Island in Nanao Bay, Japan

Notojima (能登島, Noto-jima) is a volcanic island in the Nanao Bay (七尾湾) portion of the Sea of Japan, less than 500 meters off the coast of the Ishikawa prefecture in Japan. Notojima Island is administered as part of Nanao city. The two bridges connecting Notojima to the mainland trisect Nanao Bay into Nanao-North, Nanao-West and Nanao-Nambu bays. The island's highest peak is Mount Yomurazuka at 196.8 m. The island has both elementary and middle schools.

==History==
On February 1, 1955 the three villages of the island are merged into Notojima town.
Notojima big bridge (能登島大橋, Notojima ohashi) (southern bridge) was completed in 1982. Twin Bridge Noto (ツインブリッジ能登, Tsuinburijji Noto) (northern bridge) was completed in 1999.
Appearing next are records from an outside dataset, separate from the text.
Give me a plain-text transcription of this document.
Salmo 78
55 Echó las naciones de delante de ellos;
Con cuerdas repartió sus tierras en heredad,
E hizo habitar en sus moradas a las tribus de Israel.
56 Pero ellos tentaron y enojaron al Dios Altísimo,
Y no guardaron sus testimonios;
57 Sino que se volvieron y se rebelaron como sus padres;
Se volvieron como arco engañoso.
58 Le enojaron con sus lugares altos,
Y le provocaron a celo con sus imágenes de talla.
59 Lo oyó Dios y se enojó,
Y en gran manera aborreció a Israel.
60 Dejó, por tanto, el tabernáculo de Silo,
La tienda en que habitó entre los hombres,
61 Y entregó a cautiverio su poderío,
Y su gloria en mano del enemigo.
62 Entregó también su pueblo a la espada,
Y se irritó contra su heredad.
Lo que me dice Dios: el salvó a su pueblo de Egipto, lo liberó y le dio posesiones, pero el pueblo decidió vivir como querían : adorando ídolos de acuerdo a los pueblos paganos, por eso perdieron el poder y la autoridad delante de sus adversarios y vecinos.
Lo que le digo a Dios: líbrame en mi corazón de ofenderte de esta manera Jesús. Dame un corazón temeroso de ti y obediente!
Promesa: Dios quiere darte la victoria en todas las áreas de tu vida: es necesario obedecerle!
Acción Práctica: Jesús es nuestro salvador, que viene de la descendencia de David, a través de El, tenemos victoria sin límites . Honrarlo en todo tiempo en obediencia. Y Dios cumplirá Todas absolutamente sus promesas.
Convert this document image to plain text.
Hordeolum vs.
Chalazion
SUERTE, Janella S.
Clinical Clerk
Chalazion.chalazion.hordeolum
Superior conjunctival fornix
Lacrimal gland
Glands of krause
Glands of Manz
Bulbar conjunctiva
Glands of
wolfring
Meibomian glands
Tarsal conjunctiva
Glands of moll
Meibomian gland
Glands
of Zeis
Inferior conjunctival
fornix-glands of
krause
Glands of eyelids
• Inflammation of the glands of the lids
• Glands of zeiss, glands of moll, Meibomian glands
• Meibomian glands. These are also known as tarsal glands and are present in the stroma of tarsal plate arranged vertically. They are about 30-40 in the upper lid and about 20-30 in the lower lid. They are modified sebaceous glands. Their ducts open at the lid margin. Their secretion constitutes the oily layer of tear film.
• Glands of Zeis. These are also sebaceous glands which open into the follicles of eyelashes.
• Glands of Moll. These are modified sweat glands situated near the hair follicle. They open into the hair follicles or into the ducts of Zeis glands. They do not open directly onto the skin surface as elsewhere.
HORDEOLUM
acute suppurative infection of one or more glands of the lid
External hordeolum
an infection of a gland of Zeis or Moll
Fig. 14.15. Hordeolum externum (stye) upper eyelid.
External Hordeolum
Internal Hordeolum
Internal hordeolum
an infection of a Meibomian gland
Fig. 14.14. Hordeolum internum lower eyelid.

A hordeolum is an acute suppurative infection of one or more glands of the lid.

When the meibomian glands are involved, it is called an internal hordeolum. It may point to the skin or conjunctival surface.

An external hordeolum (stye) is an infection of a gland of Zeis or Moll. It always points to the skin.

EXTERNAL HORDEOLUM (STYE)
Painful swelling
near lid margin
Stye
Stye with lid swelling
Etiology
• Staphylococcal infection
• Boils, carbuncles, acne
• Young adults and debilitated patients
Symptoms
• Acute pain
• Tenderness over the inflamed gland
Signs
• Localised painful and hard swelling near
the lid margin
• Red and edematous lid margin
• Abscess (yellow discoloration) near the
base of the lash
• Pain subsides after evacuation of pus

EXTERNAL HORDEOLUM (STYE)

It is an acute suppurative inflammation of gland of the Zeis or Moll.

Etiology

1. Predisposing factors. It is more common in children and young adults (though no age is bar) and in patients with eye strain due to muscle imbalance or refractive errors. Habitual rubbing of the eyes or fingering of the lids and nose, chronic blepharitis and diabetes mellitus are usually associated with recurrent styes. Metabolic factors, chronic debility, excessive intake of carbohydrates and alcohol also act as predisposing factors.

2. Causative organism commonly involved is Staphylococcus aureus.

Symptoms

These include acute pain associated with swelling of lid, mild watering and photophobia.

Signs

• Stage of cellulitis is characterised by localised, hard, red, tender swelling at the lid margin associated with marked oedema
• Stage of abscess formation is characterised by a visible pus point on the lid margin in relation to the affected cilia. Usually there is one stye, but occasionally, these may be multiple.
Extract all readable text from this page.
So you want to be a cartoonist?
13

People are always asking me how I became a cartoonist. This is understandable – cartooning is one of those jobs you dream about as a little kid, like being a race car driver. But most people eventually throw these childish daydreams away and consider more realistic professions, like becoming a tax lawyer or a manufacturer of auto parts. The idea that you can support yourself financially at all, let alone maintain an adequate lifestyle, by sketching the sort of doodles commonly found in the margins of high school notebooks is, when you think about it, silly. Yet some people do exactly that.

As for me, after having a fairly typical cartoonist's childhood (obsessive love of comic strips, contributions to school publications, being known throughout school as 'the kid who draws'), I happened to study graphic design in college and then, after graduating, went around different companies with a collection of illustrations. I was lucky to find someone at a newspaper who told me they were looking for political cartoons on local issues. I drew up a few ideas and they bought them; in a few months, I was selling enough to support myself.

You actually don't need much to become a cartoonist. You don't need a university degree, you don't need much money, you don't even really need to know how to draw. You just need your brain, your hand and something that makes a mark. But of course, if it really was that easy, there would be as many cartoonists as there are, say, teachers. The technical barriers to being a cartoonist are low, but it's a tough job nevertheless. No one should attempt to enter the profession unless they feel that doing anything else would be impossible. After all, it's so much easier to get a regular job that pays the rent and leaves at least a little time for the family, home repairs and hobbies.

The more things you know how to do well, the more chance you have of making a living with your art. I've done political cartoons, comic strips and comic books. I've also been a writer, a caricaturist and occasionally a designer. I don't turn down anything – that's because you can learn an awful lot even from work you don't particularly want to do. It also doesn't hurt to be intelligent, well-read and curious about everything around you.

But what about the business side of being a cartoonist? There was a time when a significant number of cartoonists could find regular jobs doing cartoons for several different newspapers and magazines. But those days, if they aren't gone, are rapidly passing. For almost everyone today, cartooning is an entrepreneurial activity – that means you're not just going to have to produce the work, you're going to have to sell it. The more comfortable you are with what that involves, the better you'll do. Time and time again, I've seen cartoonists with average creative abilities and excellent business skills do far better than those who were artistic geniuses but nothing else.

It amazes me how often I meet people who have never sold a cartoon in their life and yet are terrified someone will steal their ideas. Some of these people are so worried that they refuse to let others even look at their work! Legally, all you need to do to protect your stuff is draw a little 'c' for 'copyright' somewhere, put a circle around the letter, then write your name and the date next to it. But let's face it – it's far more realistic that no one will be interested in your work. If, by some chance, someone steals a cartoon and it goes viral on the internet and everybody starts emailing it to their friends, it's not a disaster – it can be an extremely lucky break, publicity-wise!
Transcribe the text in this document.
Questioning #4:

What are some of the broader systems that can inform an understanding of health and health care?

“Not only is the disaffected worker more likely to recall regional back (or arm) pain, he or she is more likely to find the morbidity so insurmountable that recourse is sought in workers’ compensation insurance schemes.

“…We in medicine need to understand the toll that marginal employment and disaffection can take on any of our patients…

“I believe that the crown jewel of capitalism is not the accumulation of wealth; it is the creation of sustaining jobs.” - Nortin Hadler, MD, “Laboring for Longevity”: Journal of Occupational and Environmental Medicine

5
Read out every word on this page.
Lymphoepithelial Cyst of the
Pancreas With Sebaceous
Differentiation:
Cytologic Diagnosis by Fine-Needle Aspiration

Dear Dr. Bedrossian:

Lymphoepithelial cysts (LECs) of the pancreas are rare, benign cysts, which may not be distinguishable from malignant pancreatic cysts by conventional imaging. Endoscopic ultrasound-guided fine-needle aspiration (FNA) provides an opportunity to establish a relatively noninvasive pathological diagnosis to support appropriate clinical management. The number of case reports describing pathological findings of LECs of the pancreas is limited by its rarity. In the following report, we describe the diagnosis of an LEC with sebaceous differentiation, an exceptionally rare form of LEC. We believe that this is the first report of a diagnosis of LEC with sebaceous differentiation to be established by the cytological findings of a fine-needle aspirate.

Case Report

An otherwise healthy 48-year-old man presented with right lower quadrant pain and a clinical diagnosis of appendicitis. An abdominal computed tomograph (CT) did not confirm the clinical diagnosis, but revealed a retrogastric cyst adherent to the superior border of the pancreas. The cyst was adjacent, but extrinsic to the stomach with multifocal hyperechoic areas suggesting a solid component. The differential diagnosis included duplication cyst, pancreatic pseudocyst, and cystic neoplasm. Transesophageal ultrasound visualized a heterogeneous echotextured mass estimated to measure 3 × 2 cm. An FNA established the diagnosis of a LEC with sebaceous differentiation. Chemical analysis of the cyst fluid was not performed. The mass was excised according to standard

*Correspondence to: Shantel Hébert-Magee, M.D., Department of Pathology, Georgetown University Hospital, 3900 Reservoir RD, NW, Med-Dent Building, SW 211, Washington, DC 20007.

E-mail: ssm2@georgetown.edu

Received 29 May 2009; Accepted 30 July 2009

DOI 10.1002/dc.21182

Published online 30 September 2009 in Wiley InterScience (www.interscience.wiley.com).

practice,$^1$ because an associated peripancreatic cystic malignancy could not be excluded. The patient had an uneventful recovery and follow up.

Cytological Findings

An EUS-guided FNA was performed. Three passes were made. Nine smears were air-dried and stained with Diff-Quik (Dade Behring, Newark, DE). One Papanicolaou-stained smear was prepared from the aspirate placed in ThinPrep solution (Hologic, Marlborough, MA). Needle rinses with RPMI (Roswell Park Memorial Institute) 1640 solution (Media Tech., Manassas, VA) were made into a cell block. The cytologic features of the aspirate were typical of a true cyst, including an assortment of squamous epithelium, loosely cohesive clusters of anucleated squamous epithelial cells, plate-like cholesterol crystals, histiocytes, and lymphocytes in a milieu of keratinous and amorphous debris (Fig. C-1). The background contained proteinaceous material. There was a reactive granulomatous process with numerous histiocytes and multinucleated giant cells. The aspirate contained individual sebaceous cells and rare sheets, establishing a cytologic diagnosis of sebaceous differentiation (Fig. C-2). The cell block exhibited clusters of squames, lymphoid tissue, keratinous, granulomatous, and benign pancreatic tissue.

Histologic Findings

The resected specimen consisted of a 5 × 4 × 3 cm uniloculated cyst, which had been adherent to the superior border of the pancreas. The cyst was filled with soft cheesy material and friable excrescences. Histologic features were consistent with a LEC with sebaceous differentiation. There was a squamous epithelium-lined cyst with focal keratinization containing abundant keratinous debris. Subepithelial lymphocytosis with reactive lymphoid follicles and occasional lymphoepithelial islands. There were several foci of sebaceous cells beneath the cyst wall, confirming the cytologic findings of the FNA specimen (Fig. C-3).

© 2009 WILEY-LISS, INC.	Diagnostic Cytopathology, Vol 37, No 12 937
On October 1, 2004 the town of Notojima was abolished and Notojima island became part of the city of Nanao and of Noto-Hanto Quazi-National Park.
An earthquake with 6.9 on the Moment magnitude scale occurred March 25, 2007.

==Attractions==
- At the Notojima Aquarium (のとじま臨海公園水族館) visitors can watch dolphin and seal shows, animal feeding and meet many species in the 'touch and feel' tank. The aquarium also has a collection of jellyfish. In addition, whale sharks also live in the facility newly established in 2010.
- The Notojima Glass Art Museum is the only public specialized glass art museum in Japan. The open space outside the Museum also has 14 glass sculptures.
- Notojima cuisine is famous for its black burgers.

- The waters around Notojima are a common location for recreational sailing.